Fore query "cannot persist Microsoft authentication token cache securely!" (with quotes) Google returns single result, written in Chinese. Luckily I opened that Chinese result and spotted link to that issue.
duck.com does find the issue at hand.
I mean GitHub is no small site, but somehow I expected that Google will find my ANY public string on the internet.
Not that it doesn't find issues at all - but I stumbled upon this one that got left out.
Sometimes I can't find anything non-commercial. For instance, I wanted to find out where the phrase "milk and honey" comes from. Googling it only yields a book for sale. But a Wikipedia search for it, which is one click away in Firefox, gives me this page [0] which is exactly what I wanted to know.
Looks like Google no longer acts on the mission to organize the world's information, but focuses on making money.
My tip is to try to avoid searching. Ask yourself where the information may be located. Then try to find that location if you do not already know it.

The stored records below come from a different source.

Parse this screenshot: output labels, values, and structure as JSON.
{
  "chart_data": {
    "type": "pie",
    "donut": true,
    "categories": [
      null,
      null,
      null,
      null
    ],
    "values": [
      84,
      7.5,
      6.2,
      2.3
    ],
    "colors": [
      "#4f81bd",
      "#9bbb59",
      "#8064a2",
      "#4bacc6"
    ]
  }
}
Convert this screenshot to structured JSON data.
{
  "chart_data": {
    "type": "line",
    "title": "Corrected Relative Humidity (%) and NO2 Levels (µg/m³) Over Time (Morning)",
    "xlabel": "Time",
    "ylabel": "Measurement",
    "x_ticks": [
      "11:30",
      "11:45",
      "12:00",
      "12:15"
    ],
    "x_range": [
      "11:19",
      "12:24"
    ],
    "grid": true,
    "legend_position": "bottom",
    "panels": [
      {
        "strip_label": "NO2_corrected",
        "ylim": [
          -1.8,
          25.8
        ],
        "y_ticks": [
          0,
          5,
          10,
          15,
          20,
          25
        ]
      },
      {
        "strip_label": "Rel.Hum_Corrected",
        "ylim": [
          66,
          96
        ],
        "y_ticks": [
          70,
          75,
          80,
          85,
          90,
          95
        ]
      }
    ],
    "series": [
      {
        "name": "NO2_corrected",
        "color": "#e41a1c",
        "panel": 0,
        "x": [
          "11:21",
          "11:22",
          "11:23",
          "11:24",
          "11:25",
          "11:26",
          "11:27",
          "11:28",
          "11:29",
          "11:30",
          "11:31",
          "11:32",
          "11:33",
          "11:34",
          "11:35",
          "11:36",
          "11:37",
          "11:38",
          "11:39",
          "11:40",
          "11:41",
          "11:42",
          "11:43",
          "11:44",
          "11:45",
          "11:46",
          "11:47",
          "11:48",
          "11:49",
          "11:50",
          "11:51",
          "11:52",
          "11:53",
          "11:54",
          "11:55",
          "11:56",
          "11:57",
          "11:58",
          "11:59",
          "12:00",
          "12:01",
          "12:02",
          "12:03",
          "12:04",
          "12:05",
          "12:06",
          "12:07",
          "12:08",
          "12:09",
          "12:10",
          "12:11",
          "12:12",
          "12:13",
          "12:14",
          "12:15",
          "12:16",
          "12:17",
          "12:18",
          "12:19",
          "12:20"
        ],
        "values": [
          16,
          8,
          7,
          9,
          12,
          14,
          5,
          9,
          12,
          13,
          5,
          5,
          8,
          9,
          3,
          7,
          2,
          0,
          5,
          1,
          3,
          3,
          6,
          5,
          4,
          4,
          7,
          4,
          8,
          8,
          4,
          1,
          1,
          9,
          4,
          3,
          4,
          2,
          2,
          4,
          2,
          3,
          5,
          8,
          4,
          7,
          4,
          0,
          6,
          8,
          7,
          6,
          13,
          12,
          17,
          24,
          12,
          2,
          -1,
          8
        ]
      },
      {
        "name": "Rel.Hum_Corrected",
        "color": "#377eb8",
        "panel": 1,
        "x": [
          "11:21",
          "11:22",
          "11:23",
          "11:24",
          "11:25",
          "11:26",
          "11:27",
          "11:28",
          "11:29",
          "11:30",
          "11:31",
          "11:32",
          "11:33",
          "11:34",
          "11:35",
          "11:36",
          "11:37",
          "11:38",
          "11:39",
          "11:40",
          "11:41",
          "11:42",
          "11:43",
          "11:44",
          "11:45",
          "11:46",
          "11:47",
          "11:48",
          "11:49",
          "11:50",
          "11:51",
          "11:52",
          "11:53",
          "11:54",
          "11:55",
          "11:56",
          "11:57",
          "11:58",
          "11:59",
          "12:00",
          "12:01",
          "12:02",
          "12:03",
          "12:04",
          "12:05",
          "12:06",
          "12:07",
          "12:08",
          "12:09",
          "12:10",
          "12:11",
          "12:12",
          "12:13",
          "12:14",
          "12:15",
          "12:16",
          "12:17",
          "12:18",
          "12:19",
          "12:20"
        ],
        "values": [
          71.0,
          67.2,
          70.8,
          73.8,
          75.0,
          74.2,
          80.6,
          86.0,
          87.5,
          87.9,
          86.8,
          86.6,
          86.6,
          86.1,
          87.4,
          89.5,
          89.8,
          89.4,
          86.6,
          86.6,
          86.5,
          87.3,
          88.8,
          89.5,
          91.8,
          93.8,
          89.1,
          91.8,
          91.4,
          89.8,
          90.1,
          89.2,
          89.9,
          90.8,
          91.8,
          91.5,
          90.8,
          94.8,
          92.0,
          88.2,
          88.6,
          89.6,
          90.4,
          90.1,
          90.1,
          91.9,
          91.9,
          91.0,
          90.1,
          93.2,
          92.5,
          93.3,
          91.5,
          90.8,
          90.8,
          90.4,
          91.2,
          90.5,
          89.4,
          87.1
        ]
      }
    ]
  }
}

GitHub is absurdly large in terms of the number of documents since there's ostensibly a "document" per file and commit, it's likely the crawling budget Google affords GitHub simply runs out before they've crawled it all unless they implement special logic to prioritize issues and about-pages.
Is it the case tough? Does Google index everything? I don't think it's the case.
I'm not even sure I can blame them. Creating the search index is a huge investment on Google's side, both in terms of time (can't crawl too fast or else they knock the target offline) and in terms of bandwidth, CPU power, and storage space. But Google needs to operate their search profitably, on average, or else they will go bust. In the long term, I predict that this leads to ever more SEO spam and ever more ads as the internet grows and more and more NLP and AI processing is needed to separate the good results from the bad ones. Filtering gets more expensive => more false positives + need more ads to pay for it.
I've been trying hard (maybe a bit too hard?) to stir up a discussion about people actually paying for the search index, because that would allow them to get the results that they want - private and ad-free - no matter if those results are monetizable with ads or not.
In my opinion, that would make for a nice open source project. In case you're curious:
There's not a lot one can glean about the operation of a search engine from one anecdote; any number of things (including the backing store on which the one copy of this data is indexed being temporarily unavailable) can explain a failure-to-find like this.
But this story does point to both an advantage a meta-search like DDG has and a best practice: different search engines will give different answers. Keep several in your back pocket; don't assume Google is omniscient.
A solution is to move most of the documentation to self-hosted website, leaving only references in the code itself.